Duncan Ross is a specialist at growing biodynamic and organic herbs in a walled garden on the Black Isle, overlooking the Cromarty Firth.
In the pure Highland air, he could get premium prices in Germany for plants such as arnica. But even before he encountered the paperwork for consignments being sent to the European Union, he stopped the trade – cutting off around a fifth of his business.
For a small business, the certification each time a consignment was required wasn’t worth his time.
So he didn’t have to encounter another obstacle to sending plants – that every product with Great British soil attached to it is simply banned from entering the EU. It was trusted as safe in December, but no longer.

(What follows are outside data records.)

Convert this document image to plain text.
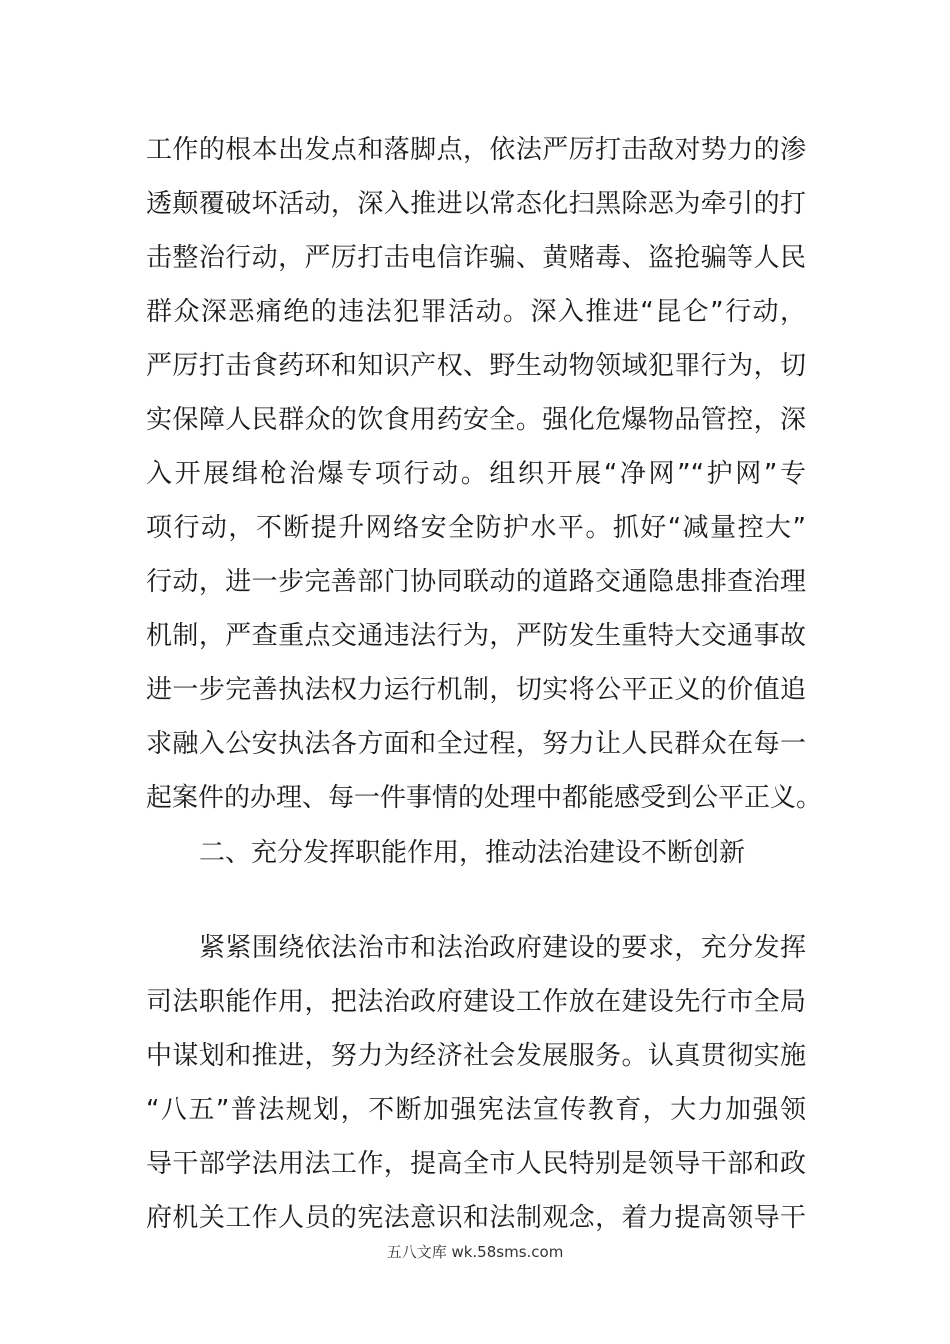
工作的根本出发点和落脚点，依法严厉打击敌对势力的渗
透颠覆破坏活动，深入推进以常态化扫黑除恶为牵引的打
击整治行动，严厉打击电信诈骗、黄赌毒、盗抢骗等人民
群众深恶痛绝的违法犯罪活动。深入推进“昆仑”行动，
严厉打击食药环和知识产权、野生动物领域犯罪行为，切
实保障人民群众的饮食用药安全。强化危爆物品管控，深
入开展缉枪治爆专项行动。组织开展“净网”“护网”专
项行动，不断提升网络安全防护水平。抓好“减量控大”
行动，进一步完善部门协同联动的道路交通隐患排查治理
机制，严查重点交通违法行为，严防发生重特大交通事故
进一步完善执法权力运行机制，切实将公平正义的价值追
求融入公安执法各方面和全过程，努力让人民群众在每一
起案件的办理、每一件事情的处理中都能感受到公平正义。
二、充分发挥职能作用，推动法治建设不断创新
紧紧围绕依法治市和法治政府建设的要求，充分发挥
司法职能作用，把法治政府建设工作放在建设先行市全局
中谋划和推进，努力为经济社会发展服务。认真贯彻实施
“八五”普法规划，不断加强宪法宣传教育，大力加强领
导干部学法用法工作，提高全市人民特别是领导干部和政
府机关工作人员的宪法意识和法制观念，着力提高领导干
五八文库 wk.58sms.com
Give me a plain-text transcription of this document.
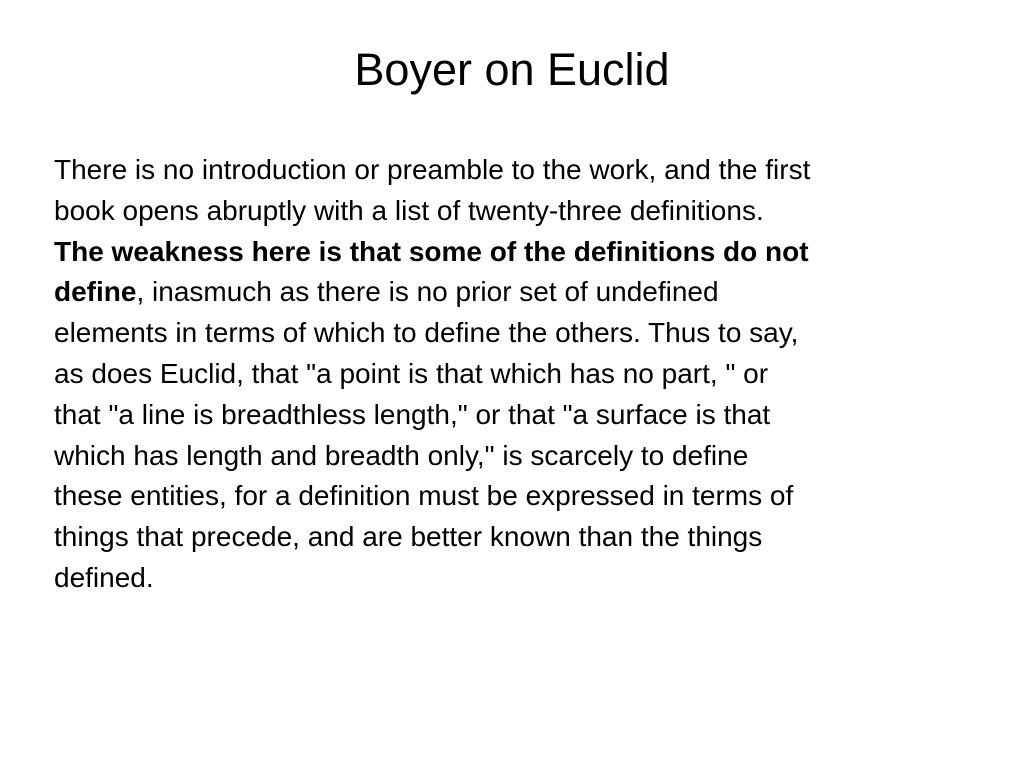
Boyer on Euclid
There is no introduction or preamble to the work, and the first
book opens abruptly with a list of twenty-three definitions.
The weakness here is that some of the definitions do not
define, inasmuch as there is no prior set of undefined
elements in terms of which to define the others. Thus to say,
as does Euclid, that "a point is that which has no part, " or
that "a line is breadthless length," or that "a surface is that
which has length and breadth only," is scarcely to define
these entities, for a definition must be expressed in terms of
things that precede, and are better known than the things
defined.
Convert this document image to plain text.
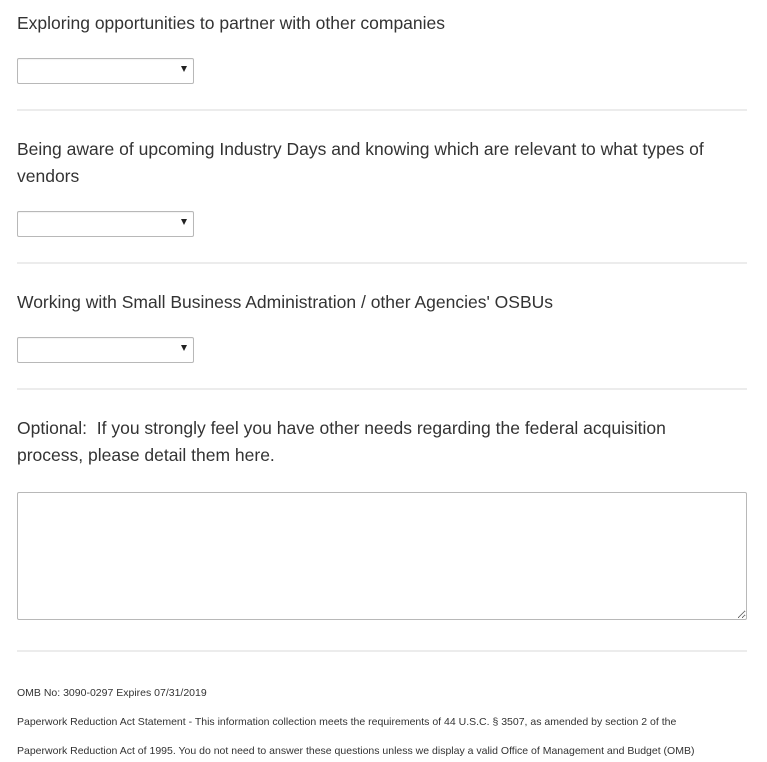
Exploring opportunities to partner with other companies
Being aware of upcoming Industry Days and knowing which are relevant to what types of vendors
Working with Small Business Administration / other Agencies' OSBUs
Optional:  If you strongly feel you have other needs regarding the federal acquisition process, please detail them here.
OMB No: 3090-0297 Expires 07/31/2019
Paperwork Reduction Act Statement - This information collection meets the requirements of 44 U.S.C. § 3507, as amended by section 2 of the
Paperwork Reduction Act of 1995. You do not need to answer these questions unless we display a valid Office of Management and Budget (OMB)
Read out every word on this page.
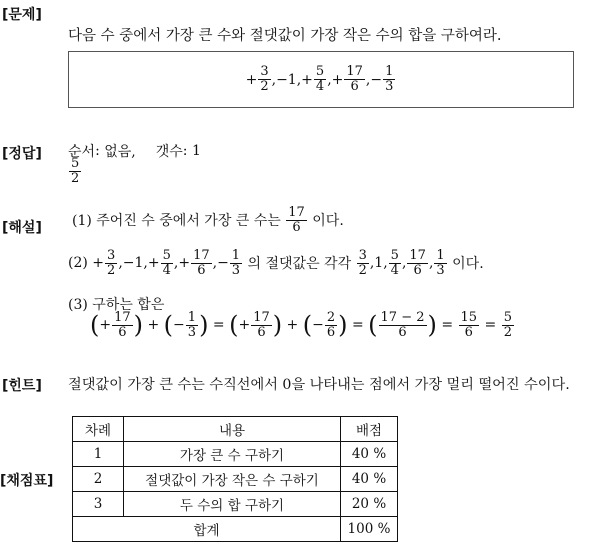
[문제]
다음 수 중에서 가장 큰 수와 절댓값이 가장 작은 수의 합을 구하여라.
+ $\frac{3}{2}$ , −1 , + $\frac{5}{4}$ , + $\frac{17}{6}$ , − $\frac{1}{3}$
[정답] 순서 : 없음, 갯수 : 1
$\frac{5}{2}$
[해설] (1) 주어진 수 중에서 가장 큰 수는
$\frac{17}{6}$
이다.
(2)
+ $\frac{3}{2}$ , −1 , + $\frac{5}{4}$ , + $\frac{17}{6}$ , − $\frac{1}{3}$
의 절댓값은 각각
$\frac{3}{2}$ , 1 , $\frac{5}{4}$ , $\frac{17}{6}$ , $\frac{1}{3}$
이다.
(3) 구하는 합은
( + $\frac{17}{6}$ ) + ( − $\frac{1}{3}$ ) = ( + $\frac{17}{6}$ ) + ( − $\frac{2}{6}$ ) = ( $\frac{17 - 2}{6}$ ) = $\frac{15}{6} = \frac{5}{2}$
[힌트] 절댓값이 가장 큰 수는 수직선에서 0을 나타내는 점에서 가장 멀리 떨어진 수이다.
[채점표]
차례	내용	배점
1	가장 큰 수 구하기	40 %
2	절댓값이 가장 작은 수 구하기	40 %
3	두 수의 합 구하기	20 %
합계		100 %
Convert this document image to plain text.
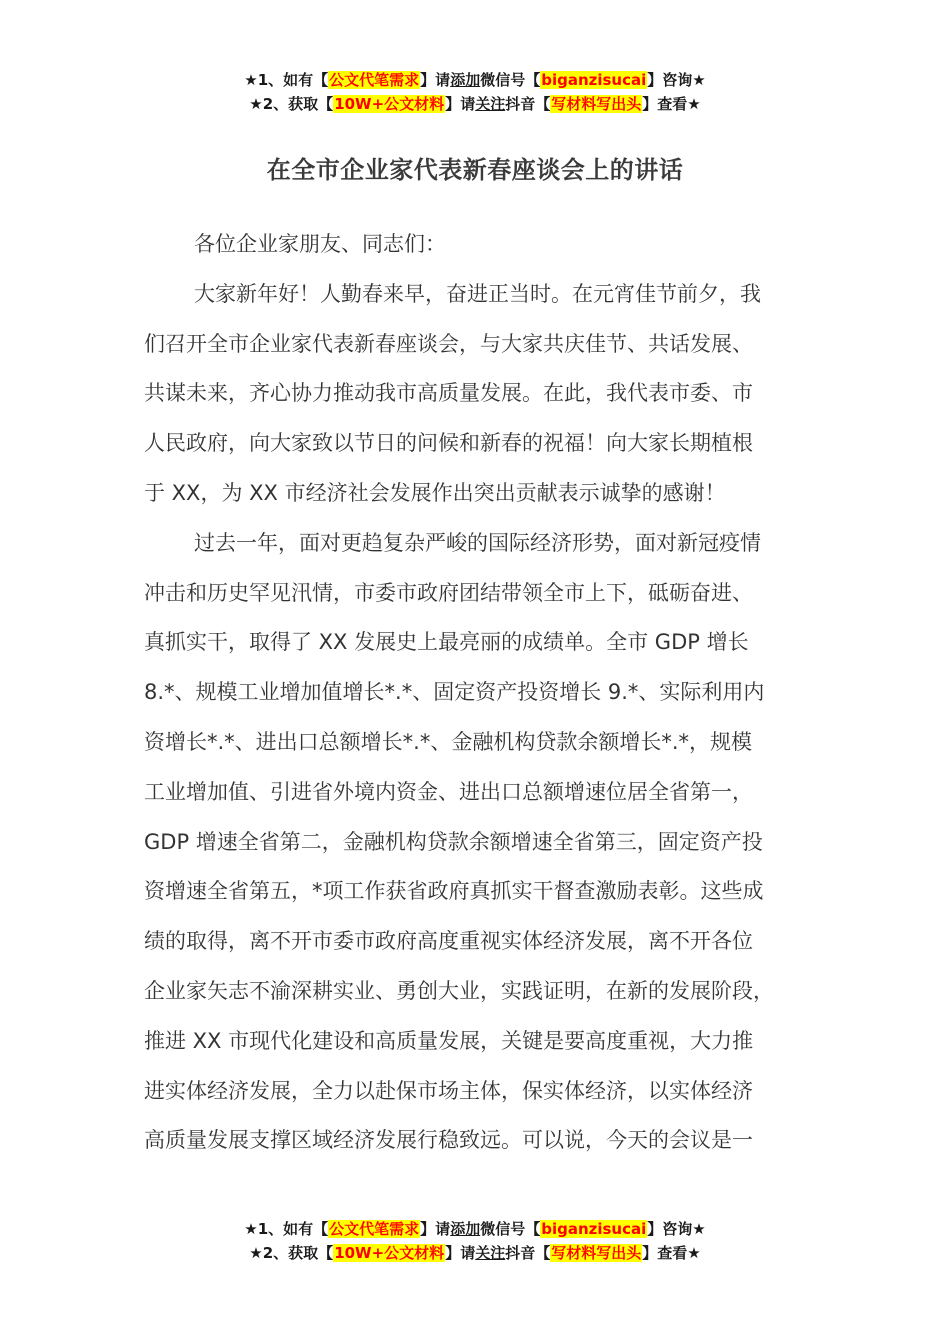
★1、如有【公文代笔需求】请添加微信号【biganzisucai】咨询★
★2、获取【10W+公文材料】请关注抖音【写材料写出头】查看★
在全市企业家代表新春座谈会上的讲话

各位企业家朋友、同志们：

大家新年好！人勤春来早，奋进正当时。在元宵佳节前夕，我
们召开全市企业家代表新春座谈会，与大家共庆佳节、共话发展、
共谋未来，齐心协力推动我市高质量发展。在此，我代表市委、市
人民政府，向大家致以节日的问候和新春的祝福！向大家长期植根
于 XX，为 XX 市经济社会发展作出突出贡献表示诚挚的感谢！

过去一年，面对更趋复杂严峻的国际经济形势，面对新冠疫情
冲击和历史罕见汛情，市委市政府团结带领全市上下，砥砺奋进、
真抓实干，取得了 XX 发展史上最亮丽的成绩单。全市 GDP 增长
8.*、规模工业增加值增长*.*、固定资产投资增长 9.*、实际利用内
资增长*.*、进出口总额增长*.*、金融机构贷款余额增长*.*，规模
工业增加值、引进省外境内资金、进出口总额增速位居全省第一，
GDP 增速全省第二，金融机构贷款余额增速全省第三，固定资产投
资增速全省第五，*项工作获省政府真抓实干督查激励表彰。这些成
绩的取得，离不开市委市政府高度重视实体经济发展，离不开各位
企业家矢志不渝深耕实业、勇创大业，实践证明，在新的发展阶段，
推进 XX 市现代化建设和高质量发展，关键是要高度重视，大力推
进实体经济发展，全力以赴保市场主体，保实体经济，以实体经济
高质量发展支撑区域经济发展行稳致远。可以说，今天的会议是一

★1、如有【公文代笔需求】请添加微信号【biganzisucai】咨询★
★2、获取【10W+公文材料】请关注抖音【写材料写出头】查看★
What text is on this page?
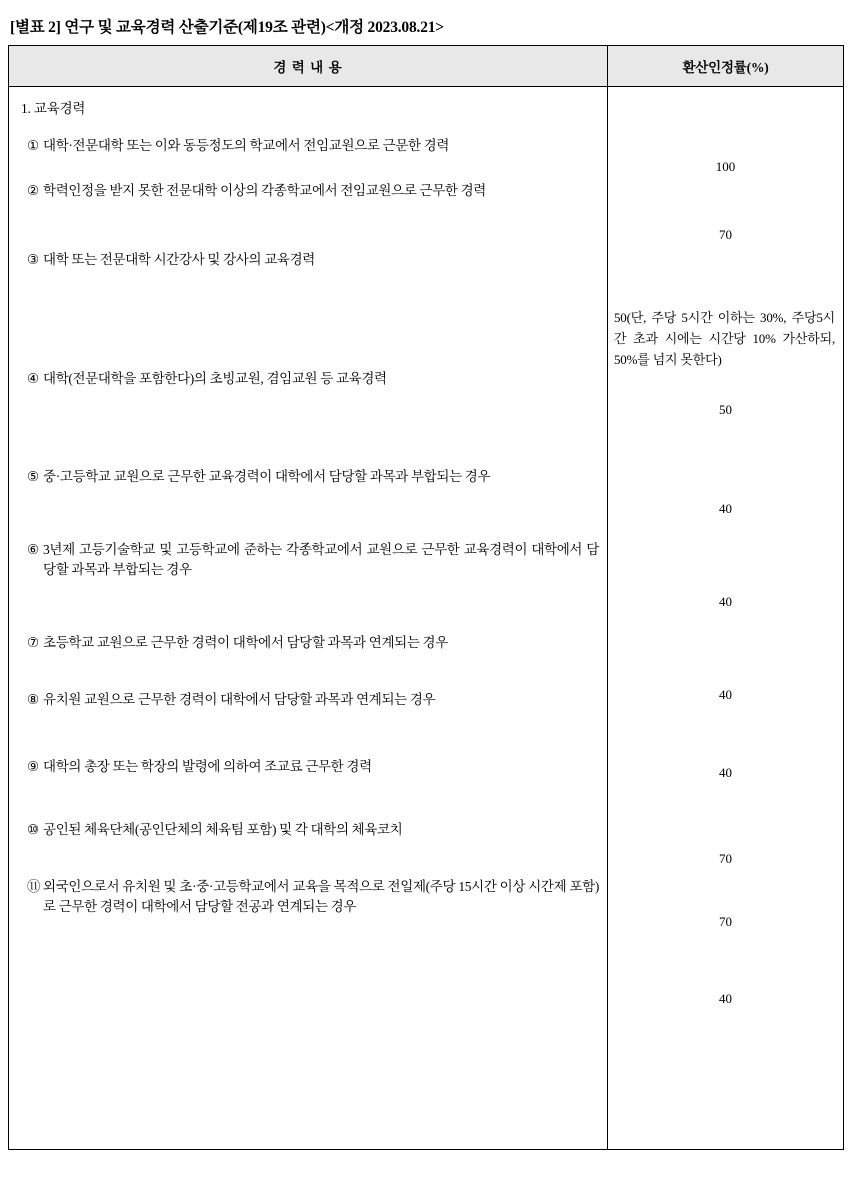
[별표 2] 연구 및 교육경력 산출기준(제19조 관련)<개정 2023.08.21>
경 력 내 용	환산인정률(%)
1. 교육경력
① 대학·전문대학 또는 이와 동등정도의 학교에서 전임교원으로 근문한 경력
② 학력인정을 받지 못한 전문대학 이상의 각종학교에서 전임교원으로 근무한 경력
③ 대학 또는 전문대학 시간강사 및 강사의 교육경력
④ 대학(전문대학을 포함한다)의 초빙교원, 겸임교원 등 교육경력
⑤ 중·고등학교 교원으로 근무한 교육경력이 대학에서 담당할 과목과 부합되는 경우
⑥ 3년제 고등기술학교 및 고등학교에 준하는 각종학교에서 교원으로 근무한 교육경력이 대학에서 담당할 과목과 부합되는 경우
⑦ 초등학교 교원으로 근무한 경력이 대학에서 담당할 과목과 연계되는 경우
⑧ 유치원 교원으로 근무한 경력이 대학에서 담당할 과목과 연계되는 경우
⑨ 대학의 총장 또는 학장의 발령에 의하여 조교료 근무한 경력
⑩ 공인된 체육단체(공인단체의 체육팀 포함) 및 각 대학의 체육코치
⑪ 외국인으로서 유치원 및 초·중·고등학교에서 교육을 목적으로 전일제(주당 15시간 이상 시간제 포함)로 근무한 경력이 대학에서 담당할 전공과 연계되는 경우
100
70
50(단, 주당 5시간 이하는 30%, 주당5시간 초과 시에는 시간당 10% 가산하되, 50%를 넘지 못한다)
50
40
40
40
40
70
70
40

At Glendoick nursery near Perth, Ken Cox supplies planted flowers such as rhododendrons to a gold-plated customer base of display gardens. He says he has lost 30% of sales that used to go to the rest of the EU. Without it, he told BBC Scotland: “I don’t think it’s going to be sustainable.
“We’ve been sending plants to Europe for 30 years. If there are bugs in the soil, they’ll have got them a long time ago, so this is really just a bureaucratic thing.”
Those rules should apply to Northern Ireland too; nothing with earth attached, no live sheep, no seed potatoes, and no minced meat. However, the anomalies at the Cairnryan to Larne and Belfast crossing are among those rules to which the British government signed up but is now refusing to implement.
The grace period for introducing customs checks in the province has been unilaterally extended by Whitehall. The EU is crying foul, and suing under the terms of the Christmas Eve deal. With chief negotiator Lord David Frost now installed as Brexit minister, and telling Brussels to get over its resentment of Brexit, abrasive relations have been getting rawer.
Brexit remains a work in progress – its effects often masked by the Covid crisis. With more movement of people, and opening up of commerce, the impact of this enormous shift in Britain’s economy are likely to become clearer in the coming months.